Free 3D Printer Specifications
When you hear the words open source, many times there is an association with something being freely available to the general public. And while this is true to some extent, it is a bit misleading. Such is the case with the open source 3D Printer. The concept, developed first by RepRap, is more to the maintenance and replication of future machinery than to a totally free Desktop 3D Printer.
The Concept of Open Source 3D Printers
In order for you to utilise the open source content you need to first have the needed hardware and software to develop the product. And, while you may be able to use someone else’s machine to fabricate the parts necessary, there is still the necessity of a base 3D Printer and filament. The concept is that if the dimensions, and the manufacturing data, is presented to the public, the machine can be re-made at a low cost. The replication spawns another replica, etc. Machines making machines.
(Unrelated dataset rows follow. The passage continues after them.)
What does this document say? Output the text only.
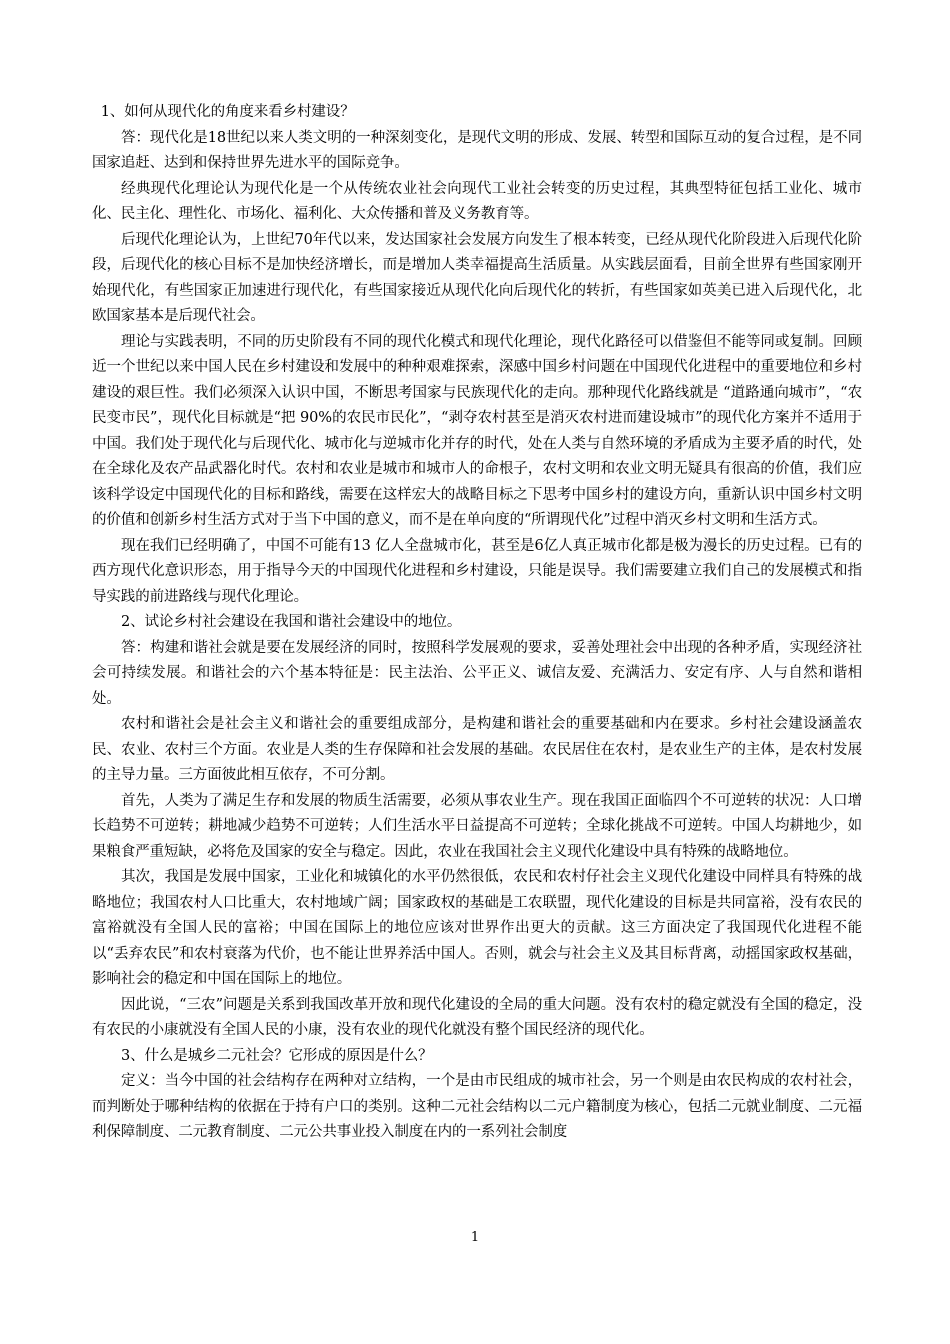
1、如何从现代化的角度来看乡村建设？

答：现代化是18世纪以来人类文明的一种深刻变化，是现代文明的形成、发展、转型和国际互动的复合过程，是不同国家追赶、达到和保持世界先进水平的国际竞争。

经典现代化理论认为现代化是一个从传统农业社会向现代工业社会转变的历史过程，其典型特征包括工业化、城市化、民主化、理性化、市场化、福利化、大众传播和普及义务教育等。

后现代化理论认为，上世纪70年代以来，发达国家社会发展方向发生了根本转变，已经从现代化阶段进入后现代化阶段，后现代化的核心目标不是加快经济增长，而是增加人类幸福提高生活质量。从实践层面看，目前全世界有些国家刚开始现代化，有些国家正加速进行现代化，有些国家接近从现代化向后现代化的转折，有些国家如英美已进入后现代化，北欧国家基本是后现代社会。

理论与实践表明，不同的历史阶段有不同的现代化模式和现代化理论，现代化路径可以借鉴但不能等同或复制。回顾近一个世纪以来中国人民在乡村建设和发展中的种种艰难探索，深感中国乡村问题在中国现代化进程中的重要地位和乡村建设的艰巨性。我们必须深入认识中国，不断思考国家与民族现代化的走向。那种现代化路线就是 “道路通向城市”，“农民变市民”，现代化目标就是“把 90%的农民市民化”，“剥夺农村甚至是消灭农村进而建设城市”的现代化方案并不适用于中国。我们处于现代化与后现代化、城市化与逆城市化并存的时代，处在人类与自然环境的矛盾成为主要矛盾的时代，处在全球化及农产品武器化时代。农村和农业是城市和城市人的命根子，农村文明和农业文明无疑具有很高的价值，我们应该科学设定中国现代化的目标和路线，需要在这样宏大的战略目标之下思考中国乡村的建设方向，重新认识中国乡村文明的价值和创新乡村生活方式对于当下中国的意义，而不是在单向度的“所谓现代化”过程中消灭乡村文明和生活方式。

现在我们已经明确了，中国不可能有13 亿人全盘城市化，甚至是6亿人真正城市化都是极为漫长的历史过程。已有的西方现代化意识形态，用于指导今天的中国现代化进程和乡村建设，只能是误导。我们需要建立我们自己的发展模式和指导实践的前进路线与现代化理论。

2、试论乡村社会建设在我国和谐社会建设中的地位。

答：构建和谐社会就是要在发展经济的同时，按照科学发展观的要求，妥善处理社会中出现的各种矛盾，实现经济社会可持续发展。和谐社会的六个基本特征是：民主法治、公平正义、诚信友爱、充满活力、安定有序、人与自然和谐相处。

农村和谐社会是社会主义和谐社会的重要组成部分，是构建和谐社会的重要基础和内在要求。乡村社会建设涵盖农民、农业、农村三个方面。农业是人类的生存保障和社会发展的基础。农民居住在农村，是农业生产的主体，是农村发展的主导力量。三方面彼此相互依存，不可分割。

首先，人类为了满足生存和发展的物质生活需要，必须从事农业生产。现在我国正面临四个不可逆转的状况：人口增长趋势不可逆转；耕地减少趋势不可逆转；人们生活水平日益提高不可逆转；全球化挑战不可逆转。中国人均耕地少，如果粮食严重短缺，必将危及国家的安全与稳定。因此，农业在我国社会主义现代化建设中具有特殊的战略地位。

其次，我国是发展中国家，工业化和城镇化的水平仍然很低，农民和农村仔社会主义现代化建设中同样具有特殊的战略地位；我国农村人口比重大，农村地域广阔；国家政权的基础是工农联盟，现代化建设的目标是共同富裕，没有农民的富裕就没有全国人民的富裕；中国在国际上的地位应该对世界作出更大的贡献。这三方面决定了我国现代化进程不能以“丢弃农民”和农村衰落为代价，也不能让世界养活中国人。否则，就会与社会主义及其目标背离，动摇国家政权基础，影响社会的稳定和中国在国际上的地位。

因此说，“三农”问题是关系到我国改革开放和现代化建设的全局的重大问题。没有农村的稳定就没有全国的稳定，没有农民的小康就没有全国人民的小康，没有农业的现代化就没有整个国民经济的现代化。

3、什么是城乡二元社会？它形成的原因是什么？

定义：当今中国的社会结构存在两种对立结构，一个是由市民组成的城市社会，另一个则是由农民构成的农村社会，而判断处于哪种结构的依据在于持有户口的类别。这种二元社会结构以二元户籍制度为核心，包括二元就业制度、二元福利保障制度、二元教育制度、二元公共事业投入制度在内的一系列社会制度

1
Before you think of this as being a scene from IRobot or Terminator, consider the technology and the software that is available. Machines have been capable of replicating themselves for years. It is the A.I. in machines which troubles people. Don’t worry, open source software for 3D Printing does not have artificial intelligence integrated into the design, but this maybe apt to change soon as A.I. and V.R. have gained momentum in recent years. Basically, you are provided with the blueprints and the fundamentals of the build and the hardware/software to make your own 3D device. What you do with that information is up to you.
Building from the Source
One of the key advantages to the open source 3D Desktop Printer is that the downloader (as most of the specifications and the content is obtained via torrent, zip, rar, or other such media transfer) has the ability to add to, or subtract from, the information that is given. It is a work in progress which allows for the content to be in a constant state of evolution and advancement. If you find that there is something that is impractical, you have the option to change that part of the software or the machine’s design. Please note. If you are using an online open source data platform, there may be stipulations and requirements as to how to post revisions and developments to the software. Check with the site, and its developers, to ensure that you are not violating any regulations, developer laws, or terms and conditions.
Before you Build
Before you use open source software, it is important that you check the developer as well as the download counter (if it is available). Just because it is free to the public does not make it worth downloading. Programs which allow for 3D Printing, such as Inventor and Solidworks, are great programs. However, if the person who develops the 3D CAD file does not design quality parts for the 3D Printer then you are likely to waste your time and materials on printing a part that does not work.
Secondly, if you have a Commercial 3D Printer, or one from a top manufacturer, you may be able to find the specifications for a needed part on their website. Should you have the appropriate software, you may be able to replicate the part without open source software. Be sure to check the manufacturer’s page to ensure that you do not violate copyright laws.
Why should you have an Open Source 3D Printer?
The best reason for why you should have an Open Source 3D Printer is for longevity. Most Reprap 3D Printers which are on the market are built with replacement parts and with maintenance in mind. Regardless of the brand that you choose, and the amount of care that you give to your 3D Printer, eventually you will need to order replacement parts, accessories, or get a whole new machine. However, with open source software & hardware, you have the ability to just print off a part which is starting to show wear and tear, replace the worn part with the printed part, and continue to use the 3D Printer.
A second reason why you would want to use open source data would be to have the ability to maximise your printing space. If you can only print small figurines on your printer and wish to have full scale objects, do a bit of math, tweak the parts, and make a larger printer.